Racing fans will remember Sweetnorthernsaint. He was the unsuccessful favorite in the 2006 Kentucky Derby, left in the dust by the spectacular winner that year, the unforgettable Barbaro. The game gelding continued on in the racing game, as geldings do, and earned almost $1 million for his Maryland-based owners.
For most geldings, it’s a tough assignment to find a home these days when the horse’s racing career finally comes to an end. There’s an overstock of horses of all types, even mares, looking for good homes and second careers. Geldings may have legs and windpipes that tell stories and scare off trainers who shake their heads and say, “He’ll never jump.” (Or show. Or drive. Or hunt. Or whatever they might have in mind.) And they might be right.
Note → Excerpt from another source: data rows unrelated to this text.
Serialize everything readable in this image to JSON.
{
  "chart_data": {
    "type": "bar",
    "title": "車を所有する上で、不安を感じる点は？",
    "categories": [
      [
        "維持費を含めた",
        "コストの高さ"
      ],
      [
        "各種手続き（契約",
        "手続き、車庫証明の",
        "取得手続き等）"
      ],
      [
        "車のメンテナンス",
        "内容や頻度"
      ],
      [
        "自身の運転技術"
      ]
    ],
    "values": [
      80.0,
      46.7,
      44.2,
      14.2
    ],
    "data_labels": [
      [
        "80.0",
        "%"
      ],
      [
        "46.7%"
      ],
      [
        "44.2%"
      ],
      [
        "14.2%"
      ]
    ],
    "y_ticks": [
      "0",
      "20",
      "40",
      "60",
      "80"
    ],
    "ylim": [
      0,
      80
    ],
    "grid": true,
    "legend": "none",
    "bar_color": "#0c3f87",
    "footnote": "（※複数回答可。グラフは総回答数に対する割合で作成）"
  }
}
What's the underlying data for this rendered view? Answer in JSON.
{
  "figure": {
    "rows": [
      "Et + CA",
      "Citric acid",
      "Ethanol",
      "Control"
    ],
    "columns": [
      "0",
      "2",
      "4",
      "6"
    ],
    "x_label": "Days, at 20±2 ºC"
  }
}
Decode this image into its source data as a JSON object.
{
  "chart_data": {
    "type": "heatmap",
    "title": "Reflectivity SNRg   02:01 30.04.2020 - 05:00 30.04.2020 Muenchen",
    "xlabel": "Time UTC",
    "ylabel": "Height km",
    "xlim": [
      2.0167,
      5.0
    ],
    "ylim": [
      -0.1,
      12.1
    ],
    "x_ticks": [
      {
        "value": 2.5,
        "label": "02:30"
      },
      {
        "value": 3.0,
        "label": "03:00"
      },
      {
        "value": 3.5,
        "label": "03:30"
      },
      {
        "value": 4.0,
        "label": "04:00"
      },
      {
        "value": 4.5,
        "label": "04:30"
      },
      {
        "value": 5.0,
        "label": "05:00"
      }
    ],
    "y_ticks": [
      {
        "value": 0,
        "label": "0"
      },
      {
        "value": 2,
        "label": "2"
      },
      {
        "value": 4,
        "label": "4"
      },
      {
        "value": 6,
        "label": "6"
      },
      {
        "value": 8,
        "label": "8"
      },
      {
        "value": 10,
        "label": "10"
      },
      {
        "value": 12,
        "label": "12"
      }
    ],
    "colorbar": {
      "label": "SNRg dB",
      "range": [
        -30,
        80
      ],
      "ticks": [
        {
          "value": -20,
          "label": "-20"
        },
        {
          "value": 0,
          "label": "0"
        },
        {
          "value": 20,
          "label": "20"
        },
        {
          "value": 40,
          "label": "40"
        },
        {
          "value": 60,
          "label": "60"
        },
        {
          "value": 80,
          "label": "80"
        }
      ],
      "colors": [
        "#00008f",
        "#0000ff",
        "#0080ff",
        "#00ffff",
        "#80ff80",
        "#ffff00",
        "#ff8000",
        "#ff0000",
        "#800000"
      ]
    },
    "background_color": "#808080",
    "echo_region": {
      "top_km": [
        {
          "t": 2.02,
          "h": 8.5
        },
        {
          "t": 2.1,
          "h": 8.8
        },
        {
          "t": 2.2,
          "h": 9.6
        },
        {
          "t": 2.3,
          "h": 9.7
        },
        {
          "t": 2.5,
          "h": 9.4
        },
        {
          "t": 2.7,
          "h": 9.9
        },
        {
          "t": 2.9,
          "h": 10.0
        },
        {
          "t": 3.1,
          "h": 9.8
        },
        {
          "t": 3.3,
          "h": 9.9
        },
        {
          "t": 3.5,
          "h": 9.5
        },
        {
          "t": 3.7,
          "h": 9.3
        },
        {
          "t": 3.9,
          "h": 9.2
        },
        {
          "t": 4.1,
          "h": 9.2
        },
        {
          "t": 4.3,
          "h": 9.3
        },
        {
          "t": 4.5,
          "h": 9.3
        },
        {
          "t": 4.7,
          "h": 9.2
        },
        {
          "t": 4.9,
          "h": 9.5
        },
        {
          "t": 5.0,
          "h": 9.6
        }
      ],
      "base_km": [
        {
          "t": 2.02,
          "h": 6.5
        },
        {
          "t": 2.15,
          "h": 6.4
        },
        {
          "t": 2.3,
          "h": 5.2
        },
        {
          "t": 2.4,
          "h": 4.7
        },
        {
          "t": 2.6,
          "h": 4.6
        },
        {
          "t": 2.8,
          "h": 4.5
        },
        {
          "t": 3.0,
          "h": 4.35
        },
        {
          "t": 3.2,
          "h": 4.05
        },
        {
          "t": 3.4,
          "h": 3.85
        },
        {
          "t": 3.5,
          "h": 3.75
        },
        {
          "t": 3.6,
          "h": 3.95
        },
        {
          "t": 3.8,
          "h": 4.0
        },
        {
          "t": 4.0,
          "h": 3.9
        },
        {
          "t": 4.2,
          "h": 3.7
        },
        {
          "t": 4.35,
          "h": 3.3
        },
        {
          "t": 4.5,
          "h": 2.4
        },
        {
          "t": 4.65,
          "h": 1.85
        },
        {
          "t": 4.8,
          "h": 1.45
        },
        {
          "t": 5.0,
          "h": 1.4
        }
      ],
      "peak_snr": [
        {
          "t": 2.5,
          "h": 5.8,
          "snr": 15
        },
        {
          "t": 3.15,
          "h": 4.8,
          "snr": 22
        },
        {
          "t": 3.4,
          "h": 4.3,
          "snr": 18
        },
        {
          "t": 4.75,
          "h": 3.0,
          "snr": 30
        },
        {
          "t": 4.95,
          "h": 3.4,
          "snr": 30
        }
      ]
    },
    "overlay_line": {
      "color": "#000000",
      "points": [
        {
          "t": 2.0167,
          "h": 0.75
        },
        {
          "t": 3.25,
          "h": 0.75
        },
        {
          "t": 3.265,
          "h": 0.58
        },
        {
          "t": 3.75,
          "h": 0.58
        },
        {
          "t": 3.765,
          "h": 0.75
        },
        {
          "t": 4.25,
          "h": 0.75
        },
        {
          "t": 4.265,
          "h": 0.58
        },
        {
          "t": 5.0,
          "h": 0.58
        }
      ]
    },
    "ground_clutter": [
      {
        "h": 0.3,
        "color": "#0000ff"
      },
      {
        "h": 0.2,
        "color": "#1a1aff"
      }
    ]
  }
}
Star power counts, though. Horses with a recognizable name can get some attention when they are looking for a home, but prospective owners may still be reluctant to take on horses with injuries, infirmities and behavior issues. A pre-purchase exam on an aged racing gelding can be a lengthy document. Beyond the radiographs, the glamour of having a famous horse in your barn quickly wears off if you can’t walk into his stall safely.
But some geldings are lucky. Sweetnorthernsaint apparently is laid-back and trainable and he’s headed for the hounds. Not as their dinner, which is where many geldings would traditionally end up, but as a bona fide lady-to-ride foxhunter in the hands of a new owner. His racing owner and trainer specifically set out to find him a new home, and they did.
The story of Sweetnorthernsaint’s redemption at Maryland’s Black Fox Farm was told in yesterday’s Baltimore Sun, with a nice slide show of Sweetnorthernsaint, then and now.
Tally ho, big guy. Just remember to let the hounds win.